When you apply for a loan, the first thing the lender will do is request a copy of your file from one of the credit reference agencies, so that they will have the bare facts of your financial and credit history available to them to help them come to a decision. It is not however, contrary to
popular belief, the credit agencies who decide whether you're a good or bad credit risk, and they have no direct control over your credit score.

This will be determined by a set of credit scoring criteria drawn up by the lender, of which your credit file is only a part. Each kind of entry on your file will be given a 'weight' in the scoring process, along with other information you gave on your application form such as income, residential status, marital status, length of time in employment, and so on. The importance given to the various factors will vary from lender to lender. For example, one company may place great importance on being a homeowner with a high income, and may not to be too concerned over previous late payments or arrears. In contrast, another company may not be concerned about where you live, but will take a dim view of any previous
black marks on your file, however inconsequential.
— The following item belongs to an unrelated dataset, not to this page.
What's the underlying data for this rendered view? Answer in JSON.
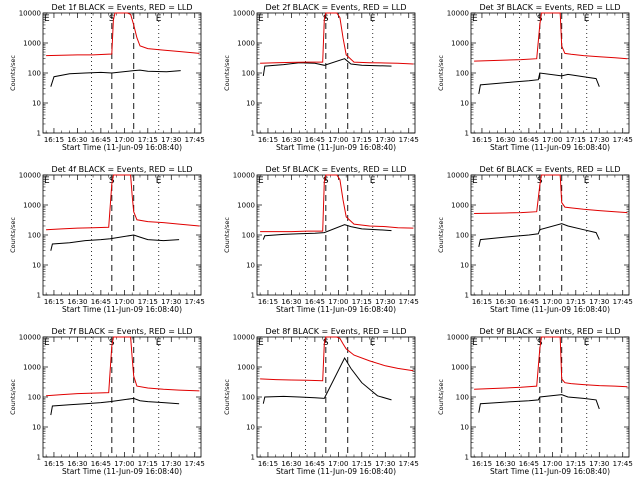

Once all this information has been weighed up, the lender will be left with an overall credit score. If this score is below their minimum threshold for approving a loan, your application will be rejected. If your credit score is excellent, then you will likely be approved at an attractive rate of interest. The majority of people will, naturally, fall somewhere between these two positions, and will be offered a loan at an interest rate that reflects their individual credit score. By law, the interest rate that two thirds or more of applicants can expect to be offered is the one that
should be given greatest emphasis and prominence in any advertisements or marketing material.

If you find that your credit score is too low to get a decent loan deal, then you can look into ways of improving your credit rating. This is a whole new subject in itself, but suffice to say that you should be wary of any companies who claim to be able to dramatically improve your credit
rating. This is in many cases unrealistic. What you can do though is to get hold of a copy of your credit file yourself, for a minimal fee, and check that all the information on it is correct. By doing this, you'll at least be getting your loan application off to a proper start.